Industrial metals saw another quarter of net outflows ($195 million USD). For that, we can blame copper, which contributed $196m in outflows. The movement out likely comes down to the expected increase in supply of copper, keeping investors away. On the other hand, aluminum and zinc compensated with inflows of $59m and $24m, respectively.
So how do ETF inflows and outflows impact underlying metal prices?
For those of you less familiar with how ETFs function, we will cover this in a moment. However, whether one likes it or not, the investing and metal buying worlds do indeed work together.
Here’s my very simple explanation of ETFs:
- An institutional investor or Authorized Participant (AP) (he almost acts like a broker) puts up capital to buy the metal or group of metals that the ETF will track.
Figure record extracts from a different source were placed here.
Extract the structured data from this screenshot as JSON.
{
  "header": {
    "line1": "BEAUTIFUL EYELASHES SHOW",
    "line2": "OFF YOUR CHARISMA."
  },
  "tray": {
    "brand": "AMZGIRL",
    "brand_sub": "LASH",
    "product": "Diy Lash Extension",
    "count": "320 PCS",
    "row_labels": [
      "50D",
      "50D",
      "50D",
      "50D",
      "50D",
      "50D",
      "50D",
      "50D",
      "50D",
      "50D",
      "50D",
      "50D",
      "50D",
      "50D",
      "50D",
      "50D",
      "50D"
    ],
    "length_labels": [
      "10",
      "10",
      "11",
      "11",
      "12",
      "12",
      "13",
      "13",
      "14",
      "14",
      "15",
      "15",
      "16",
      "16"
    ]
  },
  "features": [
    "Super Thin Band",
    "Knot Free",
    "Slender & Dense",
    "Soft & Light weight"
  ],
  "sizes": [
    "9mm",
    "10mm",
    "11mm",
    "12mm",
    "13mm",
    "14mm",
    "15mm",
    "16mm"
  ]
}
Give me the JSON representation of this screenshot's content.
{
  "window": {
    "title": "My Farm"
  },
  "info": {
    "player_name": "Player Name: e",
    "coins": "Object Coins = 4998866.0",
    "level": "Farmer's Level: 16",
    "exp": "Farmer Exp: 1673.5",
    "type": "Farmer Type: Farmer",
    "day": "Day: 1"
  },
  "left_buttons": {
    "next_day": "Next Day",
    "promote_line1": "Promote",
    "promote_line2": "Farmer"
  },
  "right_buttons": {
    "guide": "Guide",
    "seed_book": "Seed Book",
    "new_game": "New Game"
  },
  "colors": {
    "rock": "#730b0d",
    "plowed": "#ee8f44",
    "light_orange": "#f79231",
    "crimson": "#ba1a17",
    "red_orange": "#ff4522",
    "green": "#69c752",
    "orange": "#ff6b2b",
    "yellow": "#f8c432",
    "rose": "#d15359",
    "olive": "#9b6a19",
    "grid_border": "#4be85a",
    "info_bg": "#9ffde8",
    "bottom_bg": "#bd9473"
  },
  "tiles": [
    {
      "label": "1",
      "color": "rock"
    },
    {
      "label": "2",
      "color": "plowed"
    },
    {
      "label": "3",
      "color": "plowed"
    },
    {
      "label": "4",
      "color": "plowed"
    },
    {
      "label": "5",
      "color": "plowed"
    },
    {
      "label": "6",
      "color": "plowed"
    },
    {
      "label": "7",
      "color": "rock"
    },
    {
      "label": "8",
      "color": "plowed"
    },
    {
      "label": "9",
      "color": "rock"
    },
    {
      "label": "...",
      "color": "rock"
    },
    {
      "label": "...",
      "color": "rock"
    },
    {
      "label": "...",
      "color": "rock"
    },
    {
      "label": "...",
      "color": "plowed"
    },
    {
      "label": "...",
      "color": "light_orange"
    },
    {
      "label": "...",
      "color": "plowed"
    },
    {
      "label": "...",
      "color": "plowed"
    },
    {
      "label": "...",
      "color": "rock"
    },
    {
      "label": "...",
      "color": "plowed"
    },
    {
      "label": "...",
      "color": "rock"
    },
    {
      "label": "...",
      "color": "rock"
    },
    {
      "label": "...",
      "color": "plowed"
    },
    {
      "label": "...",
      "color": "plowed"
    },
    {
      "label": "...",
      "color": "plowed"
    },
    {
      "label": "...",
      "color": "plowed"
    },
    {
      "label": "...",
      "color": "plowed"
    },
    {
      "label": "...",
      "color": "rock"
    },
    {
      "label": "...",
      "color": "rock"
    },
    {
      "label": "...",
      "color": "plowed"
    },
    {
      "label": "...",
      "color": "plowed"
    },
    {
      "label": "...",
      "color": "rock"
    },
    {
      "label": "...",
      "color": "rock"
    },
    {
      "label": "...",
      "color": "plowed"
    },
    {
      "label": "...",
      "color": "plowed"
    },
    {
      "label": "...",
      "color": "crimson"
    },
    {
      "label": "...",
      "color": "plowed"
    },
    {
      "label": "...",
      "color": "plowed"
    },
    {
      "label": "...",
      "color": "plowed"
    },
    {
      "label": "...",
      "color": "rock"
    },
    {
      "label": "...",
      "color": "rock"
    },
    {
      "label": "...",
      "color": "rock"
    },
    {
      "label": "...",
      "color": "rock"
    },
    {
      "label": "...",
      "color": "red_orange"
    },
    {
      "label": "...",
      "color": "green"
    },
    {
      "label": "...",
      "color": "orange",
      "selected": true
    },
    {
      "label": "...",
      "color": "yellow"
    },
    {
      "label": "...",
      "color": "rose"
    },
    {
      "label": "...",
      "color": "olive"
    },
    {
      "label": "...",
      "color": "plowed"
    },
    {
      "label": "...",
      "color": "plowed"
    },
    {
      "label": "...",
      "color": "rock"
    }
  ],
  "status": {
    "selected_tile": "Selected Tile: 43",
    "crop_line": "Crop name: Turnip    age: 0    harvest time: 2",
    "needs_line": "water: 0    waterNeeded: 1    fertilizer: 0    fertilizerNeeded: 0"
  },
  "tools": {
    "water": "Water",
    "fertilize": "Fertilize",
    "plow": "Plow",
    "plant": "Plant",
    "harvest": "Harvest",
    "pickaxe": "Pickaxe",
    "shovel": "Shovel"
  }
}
- Then, the AP delivers the metals to the ETF, which will physically hold them.
- In exchange, the ETF will create an equal value of ETF shares and give them to the AP.
- Finally, the AP will sell the shares in the open market and investors will buy them the same way they buy stocks.
Throughout the life of the ETF, the AP can create new shares by repeating the process when it senses an increase in investor demand. This process is called creation and it translates to inflows.
ETF Creation Process
In the same manner, the AP can also can deliver shares to the ETF and get the underlying metals in exchange. Then, the AP can sell these metals into the public market. This process is called redemption and it translates to outflows. These two processes are what make the ETF share price move together with its underlying metal or basket of metals.
In essence, flows indicate investor sentiment. We can interpret net outflows for copper in Q3 to mean that more investors expect copper prices to decline. However, that doesn’t mean that it will happen. Indeed, we have not seen proof of correlation between investment flows into metal-backed ETFs and the price of those metals.
As for the impact of these ETFs on the prices of metal, the opinions appear mixed. Some people would argue that the expansion of ETFs makes prices rise since it lowers LME stock volumes. However, we have seen very little statistical correlation between LME stocks of copper and its price.
The Case For ETFs
ETFs actually have some arguments going for them. First, they make it easier for individuals to invest in metals. This translates into a new source of demand buoyed by more supply, giving the market more liquidity. More liquidity reduces the power of investment banks when tying up metals in financial deals.
Greater liquidity reduces the buying power of the largest players – and the positions that they take. Think Goldman Sachs and the big volumes they hold, which lead to more control and often more volatility.
A more dispersed buying base has a lot going for it. And industrial buyers in particular ought to like that.